I never did like this change – thingi anyways. Everything is going fine and along comes change, and well, changes everything. Anyways that is not the point here.
And then there is that other thought which is more depressing and more likely to come true.

Until next time…

Friday, August 03, 2007

Ramaa and Ritikaa.

She is a 21 year old, with an 11 month old child. She has returned to her parent’s house, after 3 years of trying to live with the man her parents married her off to. He turned out to be a wife-beating alcoholic who is a mama’s boy and will listen to any crap his mother will tell him about her. Her parents have refused to keep her in their house any longer: a married daughter has no place in their house. Temporarily living with her sister, she manages to feed her baby by working domestically in houses like mine. She has no clothes of her own, they didn’t let her take any when she was leaving, and she starts her day everyday hoping that today maybe her husband will realize his mistake, his responsibilities and come and take her home, where she belongs. She is Ramaa.

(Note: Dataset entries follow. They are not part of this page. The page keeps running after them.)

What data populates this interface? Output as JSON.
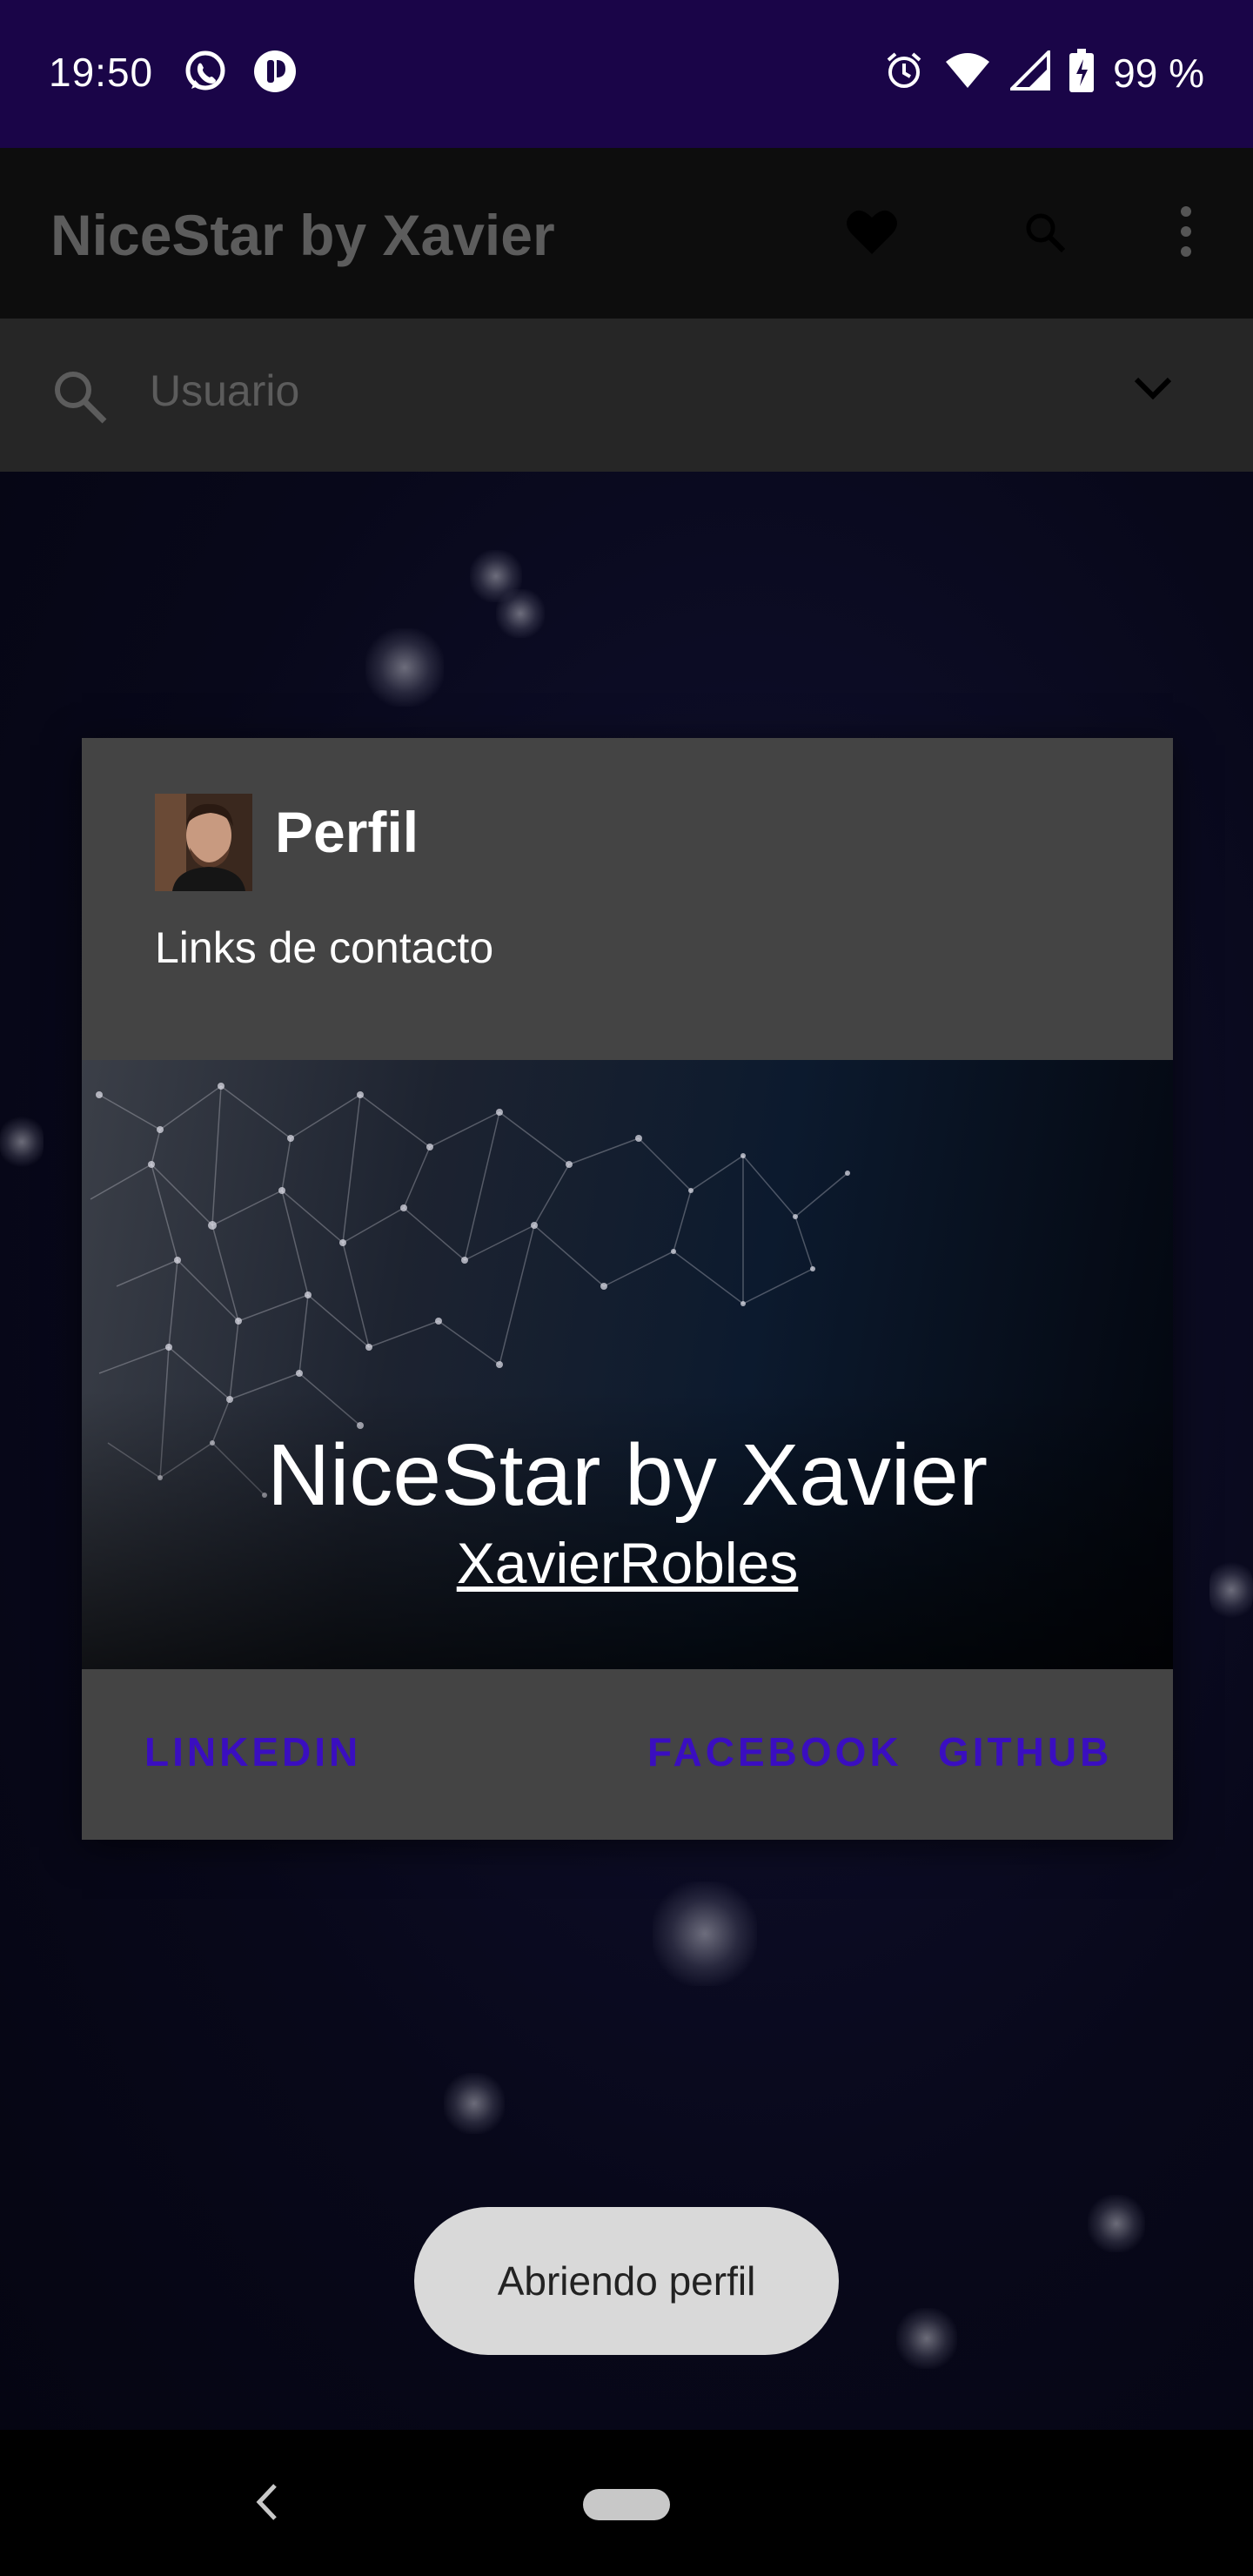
{
  "status_bar": {
    "time": "19:50",
    "battery_text": "99 %",
    "left_icons": [
      "whatsapp-icon",
      "notification-icon"
    ],
    "right_icons": [
      "alarm-icon",
      "wifi-icon",
      "cell-signal-icon",
      "battery-charging-icon"
    ]
  },
  "toolbar": {
    "title": "NiceStar by Xavier",
    "icons": [
      "heart-icon",
      "search-icon",
      "more-vert-icon"
    ]
  },
  "search": {
    "placeholder": "Usuario"
  },
  "dialog": {
    "title": "Perfil",
    "subtitle": "Links de contacto",
    "banner_app_name": "NiceStar by Xavier",
    "banner_username": "XavierRobles",
    "actions": {
      "linkedin": "LINKEDIN",
      "facebook": "FACEBOOK",
      "github": "GITHUB"
    },
    "action_color": "#3a0ec0"
  },
  "toast": {
    "message": "Abriendo perfil"
  },
  "colors": {
    "status_bar": "#1a0548",
    "dialog_bg": "#444444",
    "toast_bg": "#d9d9d9"
  }
}
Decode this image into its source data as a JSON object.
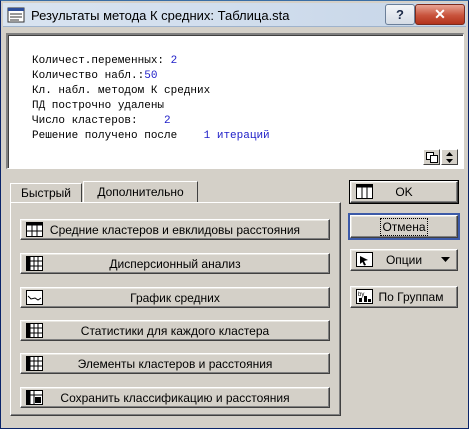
{
  "window": {
    "title": "Результаты метода К средних: Таблица.sta",
    "help_label": "?",
    "close_label": "✕"
  },
  "output": {
    "lines": [
      {
        "label": "Количест.переменных: ",
        "value": "2"
      },
      {
        "label": "Количество набл.:",
        "value": "50"
      },
      {
        "label": "Кл. набл. методом К средних",
        "value": ""
      },
      {
        "label": "ПД построчно удалены",
        "value": ""
      },
      {
        "label": "Число кластеров:    ",
        "value": "2"
      },
      {
        "label": "Решение получено после    ",
        "value": "1 итераций"
      }
    ],
    "copy_icon": "copy-icon",
    "expand_icon": "expand-icon"
  },
  "tabs": [
    {
      "label": "Быстрый",
      "active": false
    },
    {
      "label": "Дополнительно",
      "active": true
    }
  ],
  "actions": [
    {
      "label": "Средние кластеров и евклидовы расстояния",
      "icon": "table-icon"
    },
    {
      "label": "Дисперсионный анализ",
      "icon": "spreadsheet-icon"
    },
    {
      "label": "График средних",
      "icon": "line-chart-icon"
    },
    {
      "label": "Статистики для каждого кластера",
      "icon": "spreadsheet-icon"
    },
    {
      "label": "Элементы кластеров и расстояния",
      "icon": "spreadsheet-icon"
    },
    {
      "label": "Сохранить классификацию и расстояния",
      "icon": "save-data-icon"
    }
  ],
  "side": {
    "ok_label": "OK",
    "cancel_label": "Отмена",
    "options_label": "Опции",
    "by_group_label": "По Группам"
  }
}
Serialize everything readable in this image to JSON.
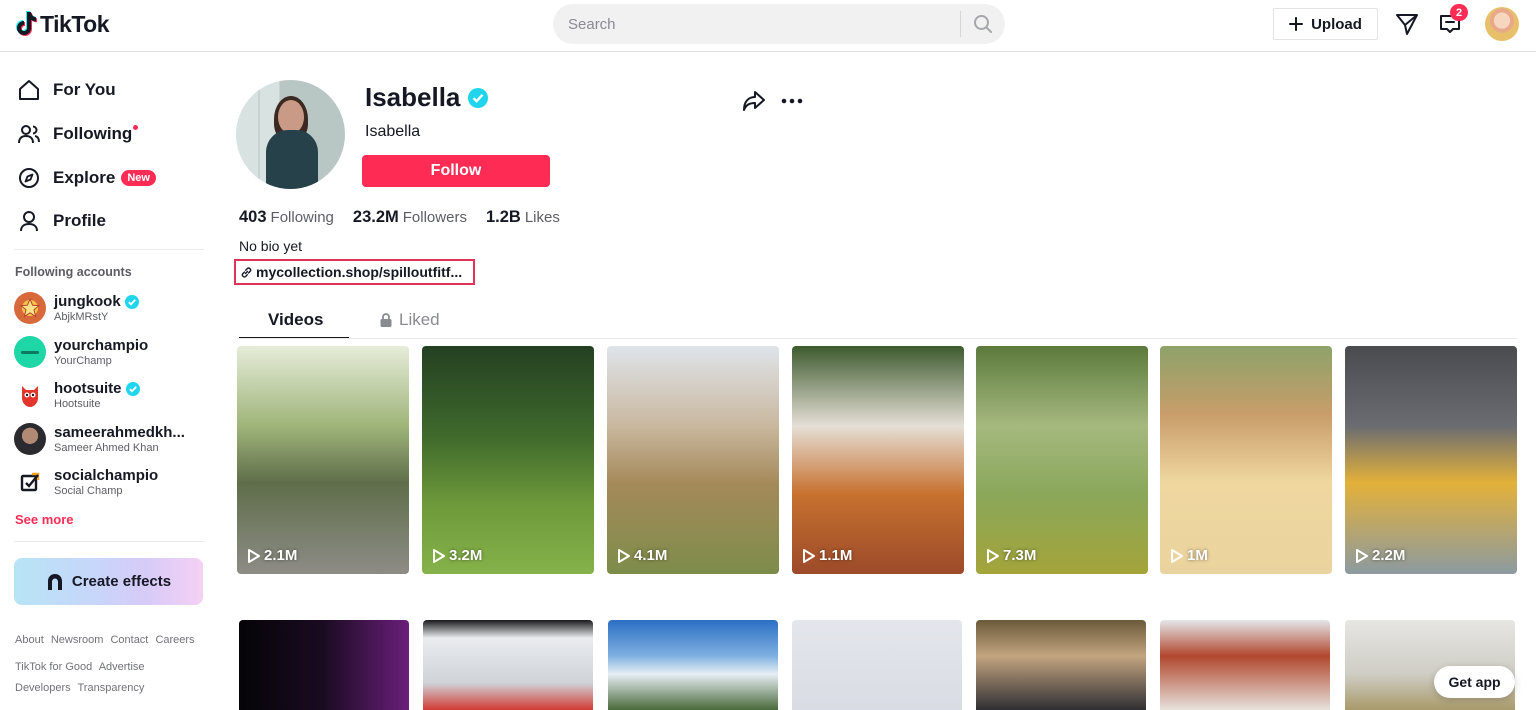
{
  "header": {
    "logo_text": "TikTok",
    "search_placeholder": "Search",
    "upload_label": "Upload",
    "inbox_badge": "2"
  },
  "sidebar": {
    "nav": [
      {
        "label": "For You",
        "icon": "home-icon"
      },
      {
        "label": "Following",
        "icon": "people-icon",
        "dot": true
      },
      {
        "label": "Explore",
        "icon": "compass-icon",
        "tag": "New"
      },
      {
        "label": "Profile",
        "icon": "person-icon"
      }
    ],
    "following_title": "Following accounts",
    "accounts": [
      {
        "name": "jungkook",
        "handle": "AbjkMRstY",
        "verified": true
      },
      {
        "name": "yourchampio",
        "handle": "YourChamp",
        "verified": false
      },
      {
        "name": "hootsuite",
        "handle": "Hootsuite",
        "verified": true
      },
      {
        "name": "sameerahmedkh...",
        "handle": "Sameer Ahmed Khan",
        "verified": false
      },
      {
        "name": "socialchampio",
        "handle": "Social Champ",
        "verified": false
      }
    ],
    "see_more": "See more",
    "create_effects": "Create effects",
    "footer_row1": [
      "About",
      "Newsroom",
      "Contact",
      "Careers"
    ],
    "footer_row2": [
      "TikTok for Good",
      "Advertise"
    ],
    "footer_row3": [
      "Developers",
      "Transparency"
    ]
  },
  "profile": {
    "username": "Isabella",
    "nickname": "Isabella",
    "follow_label": "Follow",
    "stats": {
      "following_count": "403",
      "following_label": "Following",
      "followers_count": "23.2M",
      "followers_label": "Followers",
      "likes_count": "1.2B",
      "likes_label": "Likes"
    },
    "bio": "No bio yet",
    "link": "mycollection.shop/spilloutfitf..."
  },
  "tabs": {
    "videos": "Videos",
    "liked": "Liked"
  },
  "videos": [
    {
      "views": "2.1M"
    },
    {
      "views": "3.2M"
    },
    {
      "views": "4.1M"
    },
    {
      "views": "1.1M"
    },
    {
      "views": "7.3M"
    },
    {
      "views": "1M"
    },
    {
      "views": "2.2M"
    }
  ],
  "get_app": "Get app",
  "colors": {
    "accent": "#fe2c55",
    "verified": "#20d5ec"
  }
}
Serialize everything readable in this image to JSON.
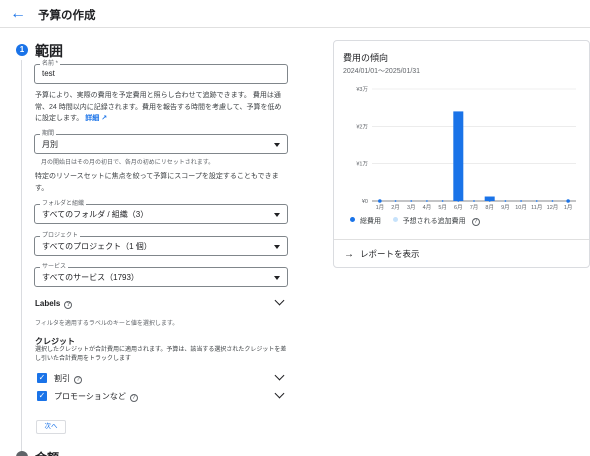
{
  "header": {
    "back_icon": "arrow-left-icon",
    "title": "予算の作成"
  },
  "step1": {
    "number": "1",
    "title": "範囲"
  },
  "step2": {
    "title": "金額"
  },
  "name_field": {
    "label": "名前 *",
    "value": "test"
  },
  "intro": {
    "text": "予算により、実際の費用を予定費用と照らし合わせて追跡できます。 費用は通常、24 時間以内に記録されます。費用を報告する時間を考慮して、予算を低めに設定します。",
    "link": "詳細"
  },
  "period_field": {
    "label": "期間",
    "value": "月別",
    "hint": "月の開始日はその月の初日で、各月の初めにリセットされます。"
  },
  "scope_text": "特定のリソースセットに焦点を絞って予算にスコープを設定することもできます。",
  "folder_field": {
    "label": "フォルダと組織",
    "value": "すべてのフォルダ / 組織（3）"
  },
  "project_field": {
    "label": "プロジェクト",
    "value": "すべてのプロジェクト（1 個）"
  },
  "service_field": {
    "label": "サービス",
    "value": "すべてのサービス（1793）"
  },
  "labels": {
    "title": "Labels",
    "desc": "フィルタを適用するラベルのキーと値を選択します。"
  },
  "credits": {
    "title": "クレジット",
    "desc": "選択したクレジットが合計費用に適用されます。予算は、該当する選択されたクレジットを差し引いた合計費用をトラックします",
    "items": [
      {
        "label": "割引",
        "checked": true
      },
      {
        "label": "プロモーションなど",
        "checked": true
      }
    ]
  },
  "next_button": "次へ",
  "trend": {
    "title": "費用の傾向",
    "range": "2024/01/01～2025/01/31",
    "legend_actual": "総費用",
    "legend_forecast": "予想される追加費用",
    "report_link": "レポートを表示",
    "colors": {
      "actual": "#1a73e8",
      "forecast": "#c6e2fb"
    }
  },
  "chart_data": {
    "type": "bar",
    "categories": [
      "1月",
      "2月",
      "3月",
      "4月",
      "5月",
      "6月",
      "7月",
      "8月",
      "9月",
      "10月",
      "11月",
      "12月",
      "1月"
    ],
    "series": [
      {
        "name": "総費用",
        "values": [
          0,
          0,
          0,
          0,
          0,
          24000,
          0,
          1200,
          0,
          0,
          0,
          0,
          0
        ]
      }
    ],
    "y_ticks": [
      "¥0",
      "¥1万",
      "¥2万",
      "¥3万"
    ],
    "ylim": [
      0,
      30000
    ],
    "grid": true
  }
}
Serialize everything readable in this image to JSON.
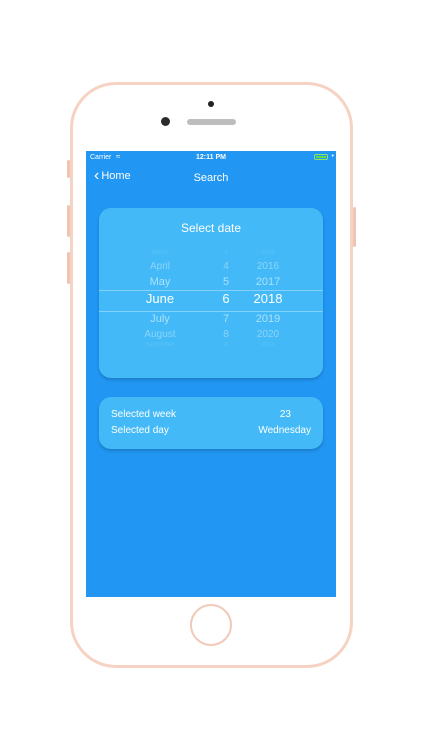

She is a 27 year old, with a recently aborted fetus. She has returned to her parent’s house after 6 months of living with the rich prick her parents married her off to. She was 3 months pregnant when she aborted her child. Her husband, who had separated from his parents recently, was under stress due to his new business and was fighting with her a lot. She couldn’t take any more of his verbal abuses and moody behavior. So she called her dad and he immediately sent her an air ticket and a doctor’s card. She wakes up every day, ignoring her husband calling on her cell, but still at times finds herself wondering what it would have been if their child had been born, if they were still together. She is Ritikaa.

Two people I came across recently, whose story moved me. I feel sorry for Ramaa, because life was a bit too harsh on her, and sorry for Ritikaa for her parents were a bit too soft on her.

This proves one thing that I always believed to be true. Not that all men are B**t**ds, that too, but that relationships anywhere need a lot, and I mean a lot of understanding, communication, and most importantly trust. Without these things, a relationship cannot survive for long. And the incurable romantic in me wishes to add: let’s not forget the romance.